Em 2001, durante o seu discurso numa conferência do Partido Conservador, Margaret Thatcher, aludindo à sua passagem por um cinema no trajecto para Plymouth, aproveitou para fazer uma piada, explicando que ao contrário do que lhe fora dito a sua presença era aguardada porque o cartaz anunciava o regresso da múmia. Na verdade, parece que o seu escasso conhecimento da cultura popular a impediu de perceber que se tratava de um filme de terror, pelo que a mummy que ela achava ser uma referência maternal, era na verdade um cadáver dissecado enfaixado. Salvou-se o sentido de humor, mesmo equivocado.

 

Consta que o professor Cavaco, em privado, terá uma predisposição jocosa que nunca revelou em público, certamente por receio que manchasse a sua hirta solenidade. Presumivelmente, não terá apreciado a tirada de Ana Gomes, cáustica, mas não necessariamente insultuosa. O dicionário online da Porto Editora oferece como sinónimos de múmia em sentido “figurado, pejorativo – pessoa muito magra e de pele ressequida” e também “pessoa sem ânimo ou vitalidade”. Ora, pejorativo, segundo a mesma fonte, é algo com “conotação desfavorável”, “que expressa menosprezo”, o que é diferente de uma ofensa ou de um ultraje.

 

O professor regressou ao ciclo noticioso com a pré-publicação no Expresso do seu novo livro, intitulado Uma Experiência de Social-democracia Moderna, uma manifestação de fé nas virtudes da social-democracia, onde assume Sá Carneiro como grande referência (e também Olof Palme). Talvez porque a “social-democracia não é susceptível de uma formulação única e simples”, Cavaco Silva tanto nota que “quer a social-democracia alemã quer a sueca rapidamente concluíram que a pureza ideológica sucumbia perante as realidades da governação” como frisa que “o exercício do poder, para Sá Carneiro não podia abdicar dos princípios da social-democracia em nome da eficácia”.

 

A publicação de Cavaco Silva surge poucos dias depois de André Ventura se ter apresentado como “o herdeiro humilde” de Sá Carneiro, cujos discursos passa “muitas horas a ler”. Ventura, que de “múmia paralítica” não tem nada, é herdeiro mas pouco.

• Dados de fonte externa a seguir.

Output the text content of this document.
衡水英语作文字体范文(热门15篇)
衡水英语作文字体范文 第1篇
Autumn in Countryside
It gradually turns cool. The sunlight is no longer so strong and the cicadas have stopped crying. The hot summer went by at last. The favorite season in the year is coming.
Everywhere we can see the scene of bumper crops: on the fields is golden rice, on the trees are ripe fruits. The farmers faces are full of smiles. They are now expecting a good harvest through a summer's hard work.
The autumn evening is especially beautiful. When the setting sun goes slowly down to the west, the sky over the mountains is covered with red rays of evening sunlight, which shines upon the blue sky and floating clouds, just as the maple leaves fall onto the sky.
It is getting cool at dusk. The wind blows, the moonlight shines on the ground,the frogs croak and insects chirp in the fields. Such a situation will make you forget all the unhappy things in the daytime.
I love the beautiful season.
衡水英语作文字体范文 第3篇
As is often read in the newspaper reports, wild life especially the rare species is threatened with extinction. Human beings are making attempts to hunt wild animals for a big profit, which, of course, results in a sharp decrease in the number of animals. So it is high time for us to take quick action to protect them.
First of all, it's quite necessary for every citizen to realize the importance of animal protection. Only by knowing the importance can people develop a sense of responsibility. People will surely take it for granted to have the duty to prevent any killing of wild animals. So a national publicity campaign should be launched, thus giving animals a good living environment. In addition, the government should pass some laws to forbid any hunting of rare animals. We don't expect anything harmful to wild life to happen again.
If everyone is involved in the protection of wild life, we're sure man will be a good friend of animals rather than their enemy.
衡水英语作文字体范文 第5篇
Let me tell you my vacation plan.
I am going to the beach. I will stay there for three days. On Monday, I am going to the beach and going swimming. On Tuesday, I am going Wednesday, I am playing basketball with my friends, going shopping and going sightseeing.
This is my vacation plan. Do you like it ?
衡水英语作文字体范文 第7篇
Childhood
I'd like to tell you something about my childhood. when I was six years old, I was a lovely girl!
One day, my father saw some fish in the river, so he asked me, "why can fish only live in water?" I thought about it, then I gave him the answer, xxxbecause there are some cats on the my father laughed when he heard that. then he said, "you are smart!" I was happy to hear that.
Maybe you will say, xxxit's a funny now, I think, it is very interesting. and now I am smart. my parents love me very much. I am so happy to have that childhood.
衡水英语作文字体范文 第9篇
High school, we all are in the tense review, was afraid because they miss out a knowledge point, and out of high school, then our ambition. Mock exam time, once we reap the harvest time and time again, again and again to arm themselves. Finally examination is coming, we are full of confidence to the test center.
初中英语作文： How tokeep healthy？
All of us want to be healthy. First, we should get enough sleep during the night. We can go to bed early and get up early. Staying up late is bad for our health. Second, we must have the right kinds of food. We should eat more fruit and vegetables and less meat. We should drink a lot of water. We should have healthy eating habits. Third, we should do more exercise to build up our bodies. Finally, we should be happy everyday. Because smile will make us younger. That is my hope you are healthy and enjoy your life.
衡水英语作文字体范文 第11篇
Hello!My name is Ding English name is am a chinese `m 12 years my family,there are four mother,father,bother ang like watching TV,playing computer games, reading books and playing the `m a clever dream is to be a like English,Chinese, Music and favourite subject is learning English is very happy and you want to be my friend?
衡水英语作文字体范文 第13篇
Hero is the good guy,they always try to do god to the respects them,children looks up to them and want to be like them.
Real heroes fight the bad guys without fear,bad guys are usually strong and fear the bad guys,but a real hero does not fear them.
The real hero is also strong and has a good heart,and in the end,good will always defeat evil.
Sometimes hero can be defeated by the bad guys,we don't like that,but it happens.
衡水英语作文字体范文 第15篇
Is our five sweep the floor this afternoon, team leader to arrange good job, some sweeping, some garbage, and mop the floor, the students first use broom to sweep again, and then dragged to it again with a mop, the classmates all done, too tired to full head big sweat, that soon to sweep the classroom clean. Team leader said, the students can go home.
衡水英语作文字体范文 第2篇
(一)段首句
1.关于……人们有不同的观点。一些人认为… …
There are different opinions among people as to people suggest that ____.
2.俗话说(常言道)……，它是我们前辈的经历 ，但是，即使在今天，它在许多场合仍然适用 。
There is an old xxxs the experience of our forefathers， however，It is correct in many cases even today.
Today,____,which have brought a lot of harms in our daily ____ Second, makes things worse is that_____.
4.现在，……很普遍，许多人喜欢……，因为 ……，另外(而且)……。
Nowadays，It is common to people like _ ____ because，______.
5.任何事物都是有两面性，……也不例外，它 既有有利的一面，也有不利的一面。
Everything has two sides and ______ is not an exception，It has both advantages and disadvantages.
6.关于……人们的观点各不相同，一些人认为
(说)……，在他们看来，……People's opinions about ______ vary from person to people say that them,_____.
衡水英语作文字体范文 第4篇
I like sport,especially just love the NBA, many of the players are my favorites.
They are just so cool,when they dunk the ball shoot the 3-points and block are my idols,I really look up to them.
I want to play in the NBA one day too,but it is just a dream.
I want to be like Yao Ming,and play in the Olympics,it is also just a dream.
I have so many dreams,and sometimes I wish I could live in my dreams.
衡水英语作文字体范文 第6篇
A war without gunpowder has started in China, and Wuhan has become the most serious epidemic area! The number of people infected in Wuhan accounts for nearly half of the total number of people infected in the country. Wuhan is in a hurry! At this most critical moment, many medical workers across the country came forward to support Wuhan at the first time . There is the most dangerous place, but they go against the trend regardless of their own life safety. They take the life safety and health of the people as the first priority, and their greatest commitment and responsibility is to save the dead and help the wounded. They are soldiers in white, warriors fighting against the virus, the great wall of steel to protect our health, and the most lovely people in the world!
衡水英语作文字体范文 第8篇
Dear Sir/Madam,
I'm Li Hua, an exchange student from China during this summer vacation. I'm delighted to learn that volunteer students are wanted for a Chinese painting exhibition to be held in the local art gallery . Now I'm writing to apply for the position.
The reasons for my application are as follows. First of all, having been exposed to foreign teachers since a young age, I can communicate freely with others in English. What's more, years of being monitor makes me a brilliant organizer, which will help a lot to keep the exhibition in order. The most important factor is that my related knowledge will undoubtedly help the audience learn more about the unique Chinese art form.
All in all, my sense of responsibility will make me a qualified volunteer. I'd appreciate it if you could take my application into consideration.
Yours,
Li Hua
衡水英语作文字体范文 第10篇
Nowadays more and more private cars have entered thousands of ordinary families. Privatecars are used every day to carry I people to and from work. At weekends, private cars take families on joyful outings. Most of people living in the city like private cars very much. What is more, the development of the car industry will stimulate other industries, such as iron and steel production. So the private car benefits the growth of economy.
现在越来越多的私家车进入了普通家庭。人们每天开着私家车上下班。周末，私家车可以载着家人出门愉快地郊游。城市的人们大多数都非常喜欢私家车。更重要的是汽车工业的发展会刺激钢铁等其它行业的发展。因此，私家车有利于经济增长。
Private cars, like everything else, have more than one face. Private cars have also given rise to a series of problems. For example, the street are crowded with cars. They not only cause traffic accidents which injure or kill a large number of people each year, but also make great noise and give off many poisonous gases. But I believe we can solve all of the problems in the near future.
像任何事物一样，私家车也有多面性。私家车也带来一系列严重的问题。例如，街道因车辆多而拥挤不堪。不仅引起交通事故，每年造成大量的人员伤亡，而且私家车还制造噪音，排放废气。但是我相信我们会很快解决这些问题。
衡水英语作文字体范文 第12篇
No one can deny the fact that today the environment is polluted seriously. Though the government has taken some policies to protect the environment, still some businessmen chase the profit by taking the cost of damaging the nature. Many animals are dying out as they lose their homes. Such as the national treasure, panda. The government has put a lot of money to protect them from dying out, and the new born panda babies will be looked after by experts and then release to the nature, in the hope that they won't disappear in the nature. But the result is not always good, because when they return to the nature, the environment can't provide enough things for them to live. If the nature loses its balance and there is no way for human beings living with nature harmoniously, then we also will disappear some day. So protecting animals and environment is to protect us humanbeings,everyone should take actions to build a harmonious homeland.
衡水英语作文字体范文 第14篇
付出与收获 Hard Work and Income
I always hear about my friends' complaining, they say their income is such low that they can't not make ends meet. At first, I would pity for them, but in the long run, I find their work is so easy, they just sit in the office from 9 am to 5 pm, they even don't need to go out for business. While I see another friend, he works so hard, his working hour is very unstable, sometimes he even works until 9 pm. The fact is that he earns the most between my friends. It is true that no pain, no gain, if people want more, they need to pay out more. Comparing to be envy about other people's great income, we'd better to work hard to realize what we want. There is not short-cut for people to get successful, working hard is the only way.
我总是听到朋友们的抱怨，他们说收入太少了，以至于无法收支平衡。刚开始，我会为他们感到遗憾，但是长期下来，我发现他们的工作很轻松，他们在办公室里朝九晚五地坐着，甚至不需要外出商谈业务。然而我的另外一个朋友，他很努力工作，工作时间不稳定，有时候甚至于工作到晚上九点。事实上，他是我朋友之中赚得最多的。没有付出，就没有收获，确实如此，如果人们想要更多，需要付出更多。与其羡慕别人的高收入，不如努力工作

É que, como explicou na convenção do seu partido, “O pensamento de Sá Carneiro era para os anos 1970 e 80, o meu pensamento é para o século XXI”. O frenesim mediático e a propensão para os soundbites acabaram prejudicados por uma convenção caótica, assaltada por lunáticos e propostas aviltantes, onde a cadeira do poder foi conquistada à força da repetição de votações e de lágrimas no canto do olho.